Rick Agresta, president of Orka ISI, the company that makes the popular Orka silicone oven mitt, says, "Flexibility is the key reason why people buy silicone." Last year the company produced a 12-piece weighty line of bakeware that, unlike the colorful competition, is solid black. "The marketplace is saturated with colored silicone. But to a lot of people, it doesn't look like bakeware. We wanted a more serious line with different features, such as handle grips," Agresta says.

Mark Ramsdell, head of the professional pastry program at L'Academie de Cuisine, calls silicone "incredibly convenient with multiple uses." But he says the products have limitations. "Silicone will never replace metal totally. There is more precision with, let's say, a tiny fluted edge on a metal mold. You can't get that with silicone.

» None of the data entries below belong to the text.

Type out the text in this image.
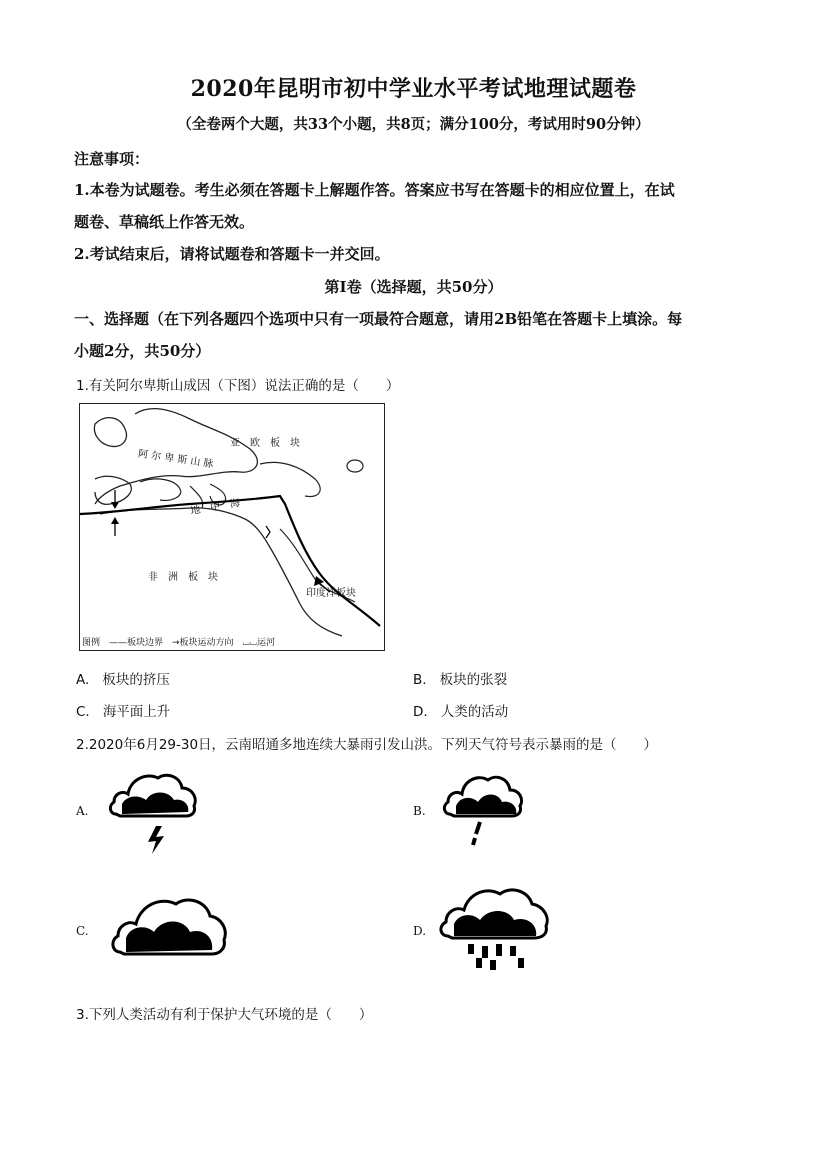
2020年昆明市初中学业水平考试地理试题卷
（全卷两个大题，共33个小题，共8页；满分100分，考试用时90分钟）
注意事项：
1.本卷为试题卷。考生必须在答题卡上解题作答。答案应书写在答题卡的相应位置上，在试
题卷、草稿纸上作答无效。
2.考试结束后，请将试题卷和答题卡一并交回。
第Ⅰ卷（选择题，共50分）
一、选择题（在下列各题四个选项中只有一项最符合题意，请用2B铅笔在答题卡上填涂。每
小题2分，共50分）
1.有关阿尔卑斯山成因（下图）说法正确的是（　　）
亚　欧　板　块
阿 尔 卑 斯 山 脉
地　中　海
非　洲　板　块
印度洋板块
图例　——板块边界　→板块运动方向　⌴⌴运河
A. 板块的挤压	B. 板块的张裂
C. 海平面上升	D. 人类的活动
2.2020年6月29-30日，云南昭通多地连续大暴雨引发山洪。下列天气符号表示暴雨的是（　　）
A.	B.
C.	D.
3.下列人类活动有利于保护大气环境的是（　　）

And you have to be careful not to cut them with a knife."

Silicone pans have a big fan on the Eastern Shore. "They are ingenious; incredibly useful for madeleines," says Andrew Evans, chef and co-owner of the Inn at Easton. "The mold supports the cookie as it cooks, and they just pop right out."

Product testing of four silicone brands for the Food section found the pop-out factor of these pans is best realized with desserts that require slow, even heat, such as custards, creme caramel and cheesecake. They are great for ice cream cakes. Small tart pans work well. But the larger the pan, the harder it is to handle when it comes time to flip something out of it.

Muffins and quick breads did not brown on the sides as they would in a metal pan. Any baked goods that require high heat for rising such as yeasted breads are better suited to metal pans. Special correspondent Stephanie Witt Sedgwick contributed to this report.

Le Creuset's Cook 'n Bake line of silicone bakeware, represented here by the 12.5-cup savarin pan, at top right, fared best in our testing of four companies' products. It's lightweight and highly polished on the inside for easy release.